U.S. FAA meets with air regulators on fate of Boeing 737 MAX
By David Shepardson
FORT WORTH, Texas, May 23 (Reuters) - The Federal Aviation Administration is meeting with international air regulators Thursday from around the world to assess the status of the grounded Boeing Co BA.N 737 MAX and what steps are needed to return it to service.
Senior FAA officials will give detailed descriptions of the findings to date from the two crashes in Ethiopia and Indonesia which occurred within five months of each other and killed a combined 346 people. The agency will summarize the status of three major ongoing reviews of the 737 MAX and give an update of the recertification process and shed light on Boeing's proposed revisions to its software and pilot training.
Nearly 60 air regulators from 33 governmental agencies, including from China, Brazil, Australia, the European Union, France, Ethiopia, Indonesia and South Korea are attending the meeting at an FAA office in Texas.
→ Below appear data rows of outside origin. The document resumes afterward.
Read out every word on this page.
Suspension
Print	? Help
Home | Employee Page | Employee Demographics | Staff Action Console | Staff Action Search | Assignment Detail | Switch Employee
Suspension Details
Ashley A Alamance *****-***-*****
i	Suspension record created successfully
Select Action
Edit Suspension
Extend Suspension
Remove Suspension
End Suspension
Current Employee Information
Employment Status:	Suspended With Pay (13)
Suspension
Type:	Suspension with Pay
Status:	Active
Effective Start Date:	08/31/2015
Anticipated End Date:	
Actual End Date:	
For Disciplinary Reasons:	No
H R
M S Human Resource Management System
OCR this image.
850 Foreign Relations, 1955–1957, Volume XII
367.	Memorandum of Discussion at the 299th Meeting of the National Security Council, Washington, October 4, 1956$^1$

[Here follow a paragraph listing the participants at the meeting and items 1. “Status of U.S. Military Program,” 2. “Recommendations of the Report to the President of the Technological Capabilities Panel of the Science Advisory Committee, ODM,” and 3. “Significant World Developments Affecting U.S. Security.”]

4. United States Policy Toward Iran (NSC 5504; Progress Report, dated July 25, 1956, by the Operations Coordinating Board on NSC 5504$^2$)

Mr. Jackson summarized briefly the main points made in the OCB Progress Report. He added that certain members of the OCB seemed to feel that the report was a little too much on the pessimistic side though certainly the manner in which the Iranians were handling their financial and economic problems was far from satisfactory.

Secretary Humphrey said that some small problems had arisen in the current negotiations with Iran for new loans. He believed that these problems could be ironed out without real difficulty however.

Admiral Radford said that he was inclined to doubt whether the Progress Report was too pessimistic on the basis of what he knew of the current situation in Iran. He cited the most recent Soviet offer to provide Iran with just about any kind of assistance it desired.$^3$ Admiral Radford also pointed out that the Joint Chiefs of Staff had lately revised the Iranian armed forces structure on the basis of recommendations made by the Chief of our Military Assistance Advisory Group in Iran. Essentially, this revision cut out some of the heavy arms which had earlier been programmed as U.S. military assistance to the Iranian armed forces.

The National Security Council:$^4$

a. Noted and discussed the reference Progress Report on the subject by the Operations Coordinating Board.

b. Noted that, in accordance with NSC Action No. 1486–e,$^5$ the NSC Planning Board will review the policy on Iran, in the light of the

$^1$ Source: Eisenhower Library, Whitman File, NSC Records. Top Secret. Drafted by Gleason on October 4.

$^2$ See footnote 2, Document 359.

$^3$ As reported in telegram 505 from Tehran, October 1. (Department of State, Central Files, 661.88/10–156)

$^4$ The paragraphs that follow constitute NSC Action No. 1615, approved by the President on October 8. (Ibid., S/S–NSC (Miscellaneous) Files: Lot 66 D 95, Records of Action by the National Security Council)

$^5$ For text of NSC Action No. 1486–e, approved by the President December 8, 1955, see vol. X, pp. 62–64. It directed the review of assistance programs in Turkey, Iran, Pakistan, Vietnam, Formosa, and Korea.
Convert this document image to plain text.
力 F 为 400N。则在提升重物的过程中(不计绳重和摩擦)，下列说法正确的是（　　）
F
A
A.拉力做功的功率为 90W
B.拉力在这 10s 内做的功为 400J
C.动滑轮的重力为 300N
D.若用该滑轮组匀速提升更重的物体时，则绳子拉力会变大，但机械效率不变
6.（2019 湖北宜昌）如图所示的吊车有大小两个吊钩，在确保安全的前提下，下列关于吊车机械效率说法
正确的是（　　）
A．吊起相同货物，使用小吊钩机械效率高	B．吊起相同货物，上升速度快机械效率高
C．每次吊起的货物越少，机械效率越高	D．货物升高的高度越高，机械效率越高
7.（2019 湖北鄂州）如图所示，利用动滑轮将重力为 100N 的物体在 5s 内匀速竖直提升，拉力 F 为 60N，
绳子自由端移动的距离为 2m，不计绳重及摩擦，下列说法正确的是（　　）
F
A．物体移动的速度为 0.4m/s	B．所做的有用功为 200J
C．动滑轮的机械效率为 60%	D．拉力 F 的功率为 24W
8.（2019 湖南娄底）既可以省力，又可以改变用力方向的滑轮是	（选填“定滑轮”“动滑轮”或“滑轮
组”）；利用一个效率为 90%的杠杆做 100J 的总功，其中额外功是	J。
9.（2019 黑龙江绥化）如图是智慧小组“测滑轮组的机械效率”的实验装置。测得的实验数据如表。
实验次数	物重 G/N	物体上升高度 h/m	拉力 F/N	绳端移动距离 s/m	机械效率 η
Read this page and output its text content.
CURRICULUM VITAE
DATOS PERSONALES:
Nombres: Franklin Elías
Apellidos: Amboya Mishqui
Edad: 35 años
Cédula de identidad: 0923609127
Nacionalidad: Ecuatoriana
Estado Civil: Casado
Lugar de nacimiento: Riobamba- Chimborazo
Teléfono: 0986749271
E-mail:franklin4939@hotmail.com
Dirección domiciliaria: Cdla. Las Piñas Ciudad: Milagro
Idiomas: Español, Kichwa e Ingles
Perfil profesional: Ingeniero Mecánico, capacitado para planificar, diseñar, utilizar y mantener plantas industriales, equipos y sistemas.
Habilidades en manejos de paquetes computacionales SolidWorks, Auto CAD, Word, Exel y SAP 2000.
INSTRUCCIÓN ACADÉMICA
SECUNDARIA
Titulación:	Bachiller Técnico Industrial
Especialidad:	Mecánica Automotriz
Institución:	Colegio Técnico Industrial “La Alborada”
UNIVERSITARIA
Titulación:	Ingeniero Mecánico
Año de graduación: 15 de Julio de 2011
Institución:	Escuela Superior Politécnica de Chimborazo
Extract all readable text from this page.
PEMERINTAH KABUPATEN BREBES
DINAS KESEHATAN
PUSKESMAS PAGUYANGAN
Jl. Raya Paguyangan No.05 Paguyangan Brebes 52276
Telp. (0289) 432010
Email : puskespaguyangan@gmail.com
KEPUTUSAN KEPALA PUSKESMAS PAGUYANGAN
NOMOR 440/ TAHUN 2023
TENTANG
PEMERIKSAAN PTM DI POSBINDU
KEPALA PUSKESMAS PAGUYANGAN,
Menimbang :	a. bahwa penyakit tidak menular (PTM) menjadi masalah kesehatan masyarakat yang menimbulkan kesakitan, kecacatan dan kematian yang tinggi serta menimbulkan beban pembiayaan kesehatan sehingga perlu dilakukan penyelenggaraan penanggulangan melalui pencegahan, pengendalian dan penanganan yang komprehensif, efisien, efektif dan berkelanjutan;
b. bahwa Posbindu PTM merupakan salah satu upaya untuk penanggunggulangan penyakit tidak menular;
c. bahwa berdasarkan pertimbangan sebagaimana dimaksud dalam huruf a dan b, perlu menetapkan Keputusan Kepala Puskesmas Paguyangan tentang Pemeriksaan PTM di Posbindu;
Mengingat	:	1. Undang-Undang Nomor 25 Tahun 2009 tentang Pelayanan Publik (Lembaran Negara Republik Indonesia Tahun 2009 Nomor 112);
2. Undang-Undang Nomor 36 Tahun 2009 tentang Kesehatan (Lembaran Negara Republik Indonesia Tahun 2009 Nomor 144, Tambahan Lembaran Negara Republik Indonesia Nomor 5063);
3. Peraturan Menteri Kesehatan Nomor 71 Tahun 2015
The agency came under criticism in March for failing to ground the Boeing 737 MAX as quickly as China, Europe and other countries.
One of Thursday's sessions is titled "Data mapping to accidents: safety actions and changes to the 737 MAX training requirements."
Acting FAA Administrator Dan Elwell told reporters on Wednesday the FAA would share the agency's "safety analysis that will form the basis for our return to service decision process."
Some air regulators have said they will conduct independent reviews of the Boeing 737 MAX. Elwell was asked by a reporter on Wednesday if he would delay ungrounding the plane in order to have "peace" with other regulators.
"We have peace with other regulators," Elwell said. "We’re talking to them constantly. You want to make this like, ‘We at war with the other countries over this.’ We’re not."
The FAA is still asking Boeing questions about a proposed software upgrade and training revisions and has not decided whether to require simulator training. Elwell repeatedly declined to provide a time frame for how soon the agency might approve the airplane's return to service or say if it was realistic that airlines could resume flights by August as some have suggested.
"If it takes a year to find everything we need to give us the confidence to lift the (grounding) order, so be it," Elwell said.
The FAA will not unground the plane until it obtains the findings from a multi-agency Technical Advisory Board reviewing the software fix. It consists of experts not involved in any aspect of the Boeing 737 MAX certification.
Boeing said last week it had completed development of the software update on the 737 MAX to prevent erroneous data from triggering an anti-stall system known as MCAS that is under scrutiny following the two disastrous nose-down crashes. It must still formally submit the upgrade for approval and conduct a certification flight before the FAA can act.